Shadow business secretary Alan Duncan last week told Personnel Today that tribunals never awarded costs against the person who applied, but under a Tory government they would.
Helen Giles, HR director for homelessness charity Broadway, welcomed the recommendation, adding she would like to see a system of compulsory and non-refundable deposits for all staff looking to bring a discrimination claim.
She said: “The courts have cases with little merit but public policy [means] that they don’t ever throw out a discrimination claim, however spurious it is.
“To start making people have to pay would be a huge deterrent. We would see the ludicrous amounts of public funds wasted on five to 10-day hearings come down and employers could carry on business more efficiently and effectively.”
Figures in the Acas annual report earlier this year revealed some 227,000 employment tribunal claims were brought in 2007-08, compared with 180,000 in 2006-07, with courts largely being swamped by an increase in equal pay claims.

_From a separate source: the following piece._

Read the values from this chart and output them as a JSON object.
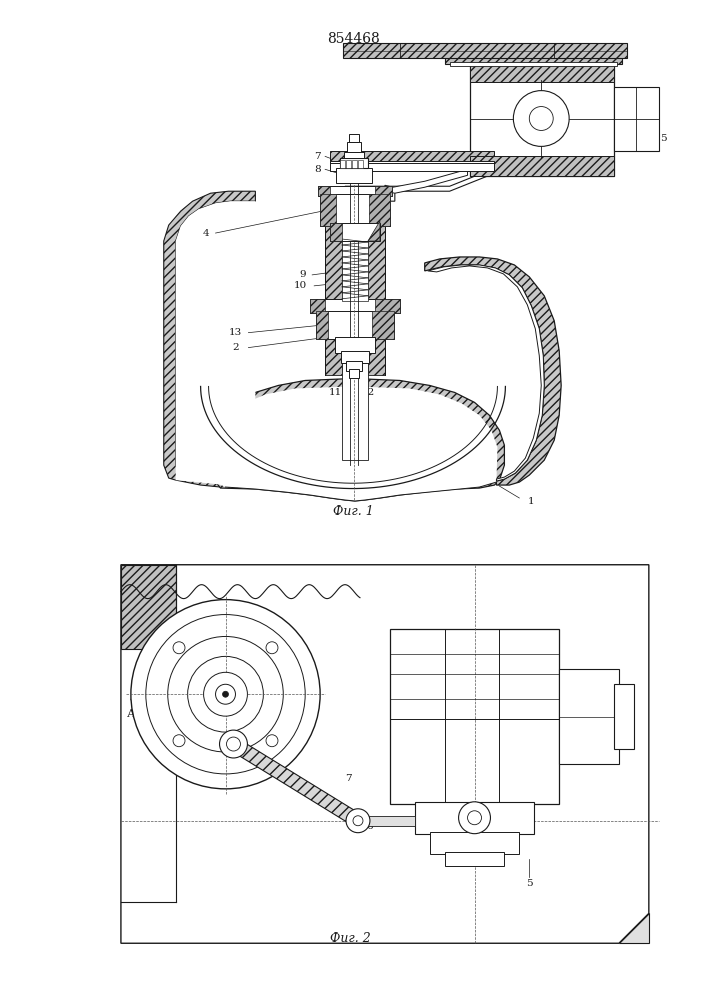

Robert Ingram, HR director of management consulting firm Capgemini, added there should be better screening of time-wasting claims. “Sometimes the tribunals will find it difficult to say no to a hearing when clearly there is nothing to answer. It ought to be thrown out before it is heard,” he said.
Sara Edwards, HR and change director at retailer Liberty, said: “Costs should be applied in those cases that are submitted without any particular grounds or merit.”
But a spokesman for the Department for Business, Enterprise and Regulatory Reform said: “The introduction of automatic award of costs will deter individuals from bringing claims to tribunal for fear of being left with a large bill if they are unsuccessful.”